Let your husband know that they are available to help. I find that they will answer questions that I may not have thought of at the weekly dr visits. And, you can contact them anytime you need and it seems to me that they respond quicker that any dr has over the last 2+ years of my husbands treatment. My husband feels better just knowing someone is coming to visit for a while. It gives him a break in our daily routine and most days he looks forward to it. Some days of course he isn't feeling well and doesn't want anyone to visit.
I hope that my posting has helped you in some way.
God Bless you both.

soccerfreaks's picture
soccerfreaks
Posts: 2801
Joined: Sep 2006

I would suggest looking into home hospice as an alternative that your husband will probably accept. A nurse will come to your home daily (or as needed) and take care of those things you are unprepared or unqualified to do. The nurse can also educate you about things that you CAN do.

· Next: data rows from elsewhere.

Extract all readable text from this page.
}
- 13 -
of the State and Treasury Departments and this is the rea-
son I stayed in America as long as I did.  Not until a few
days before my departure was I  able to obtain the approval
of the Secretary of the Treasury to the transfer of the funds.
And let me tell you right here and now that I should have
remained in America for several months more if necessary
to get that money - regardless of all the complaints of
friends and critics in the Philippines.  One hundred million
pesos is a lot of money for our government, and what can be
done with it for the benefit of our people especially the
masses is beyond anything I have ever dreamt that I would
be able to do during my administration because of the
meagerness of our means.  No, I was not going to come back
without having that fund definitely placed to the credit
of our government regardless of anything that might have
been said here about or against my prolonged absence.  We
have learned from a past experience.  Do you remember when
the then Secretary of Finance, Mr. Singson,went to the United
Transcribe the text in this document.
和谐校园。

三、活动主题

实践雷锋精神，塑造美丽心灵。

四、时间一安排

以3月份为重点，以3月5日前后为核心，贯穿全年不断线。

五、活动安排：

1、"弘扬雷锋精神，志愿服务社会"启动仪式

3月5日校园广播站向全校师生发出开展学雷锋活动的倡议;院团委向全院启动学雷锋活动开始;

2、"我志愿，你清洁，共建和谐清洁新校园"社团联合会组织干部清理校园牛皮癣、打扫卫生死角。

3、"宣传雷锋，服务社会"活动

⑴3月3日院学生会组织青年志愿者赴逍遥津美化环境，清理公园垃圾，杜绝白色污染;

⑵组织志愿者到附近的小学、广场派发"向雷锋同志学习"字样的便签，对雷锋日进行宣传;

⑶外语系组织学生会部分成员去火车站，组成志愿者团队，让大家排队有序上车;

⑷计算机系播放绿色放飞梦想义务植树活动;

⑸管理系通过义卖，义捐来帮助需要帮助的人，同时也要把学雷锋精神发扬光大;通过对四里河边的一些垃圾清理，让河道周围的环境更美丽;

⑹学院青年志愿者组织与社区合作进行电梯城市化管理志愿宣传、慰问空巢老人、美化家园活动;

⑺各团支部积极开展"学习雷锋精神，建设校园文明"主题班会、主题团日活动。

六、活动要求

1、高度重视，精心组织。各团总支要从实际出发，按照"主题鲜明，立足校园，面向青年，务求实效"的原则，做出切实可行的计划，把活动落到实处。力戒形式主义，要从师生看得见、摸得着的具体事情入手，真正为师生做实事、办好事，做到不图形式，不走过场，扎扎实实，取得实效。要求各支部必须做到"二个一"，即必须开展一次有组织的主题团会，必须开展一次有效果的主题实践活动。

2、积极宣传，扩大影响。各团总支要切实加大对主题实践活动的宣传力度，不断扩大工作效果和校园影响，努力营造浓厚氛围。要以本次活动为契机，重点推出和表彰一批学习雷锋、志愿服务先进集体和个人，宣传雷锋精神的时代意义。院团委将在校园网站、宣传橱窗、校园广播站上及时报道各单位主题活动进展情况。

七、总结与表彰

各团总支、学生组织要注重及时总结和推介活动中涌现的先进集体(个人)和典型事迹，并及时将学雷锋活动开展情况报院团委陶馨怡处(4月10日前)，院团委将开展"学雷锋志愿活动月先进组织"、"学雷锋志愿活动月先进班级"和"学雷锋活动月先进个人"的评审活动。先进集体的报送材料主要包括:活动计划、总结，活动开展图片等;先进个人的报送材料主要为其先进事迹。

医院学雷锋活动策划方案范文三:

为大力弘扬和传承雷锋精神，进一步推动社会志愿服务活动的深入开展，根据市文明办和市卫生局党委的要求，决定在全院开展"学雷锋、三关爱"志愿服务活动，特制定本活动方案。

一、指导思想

In the meantime, your husband is at home, in an environment that he is familiar with and comfortable in. Friends and family are much more willing to visit this familiar and perhaps more accessible place, too. Everybody hates hospitals/hospice centers; it's a simple fact.

It is a win-win-win situation. Hope this helps.

Best wishes to the two of you.

Take care,

Joe

PS I didn't read Arnieswife's response before posting my own. I am clearly in agreement with her.

green50
Posts: 318
Joined: Feb 2008

I took care of my husband until he went to the hospital and never returned home. While I took care of him at home it was exhausting. I wish I had got someone in there to help because I was just getting over chemo myself and had to have my sons help which one could not mentally handle it. When the Hospice is there too it is part of the burden lifted. MY friend works for them and I wish I had done that. Not that I wasn't glad I was there but it was not easy and you can be in a better mood as well and be fresh to help out on the time hospice isn't there. But yes they have home care and I think he would appreciate it. Both Arnieswife and Joe are right. Insist on the home care it will help you too. God bless and my prayers are with you
Prayers and Hugs
Sandy

Pitapocket
Posts: 16
Joined: May 2009

My dad was very reluctant to call Hospice in, just like your husband is. He also had nsclc. Dad said "No, they help you die". I told him not to look at it like that because they don't help you die. They help your pain. Once I convinced him to just talk to them about it, he ended up accepting their help. Once they got involved he his pain was way better. They not only help the patient, but they help the caregivers too. He will be able to stay home, and they come to him. Hospice was a godsend. I don't think you or your husband will be disappointed. If they can reduce his pain, he will have a better quality of life and the two of you can enjoy the time you have together. Please try to convince him. They do a heck of a lot more than the doctors do. Take care you will be in my thoughts.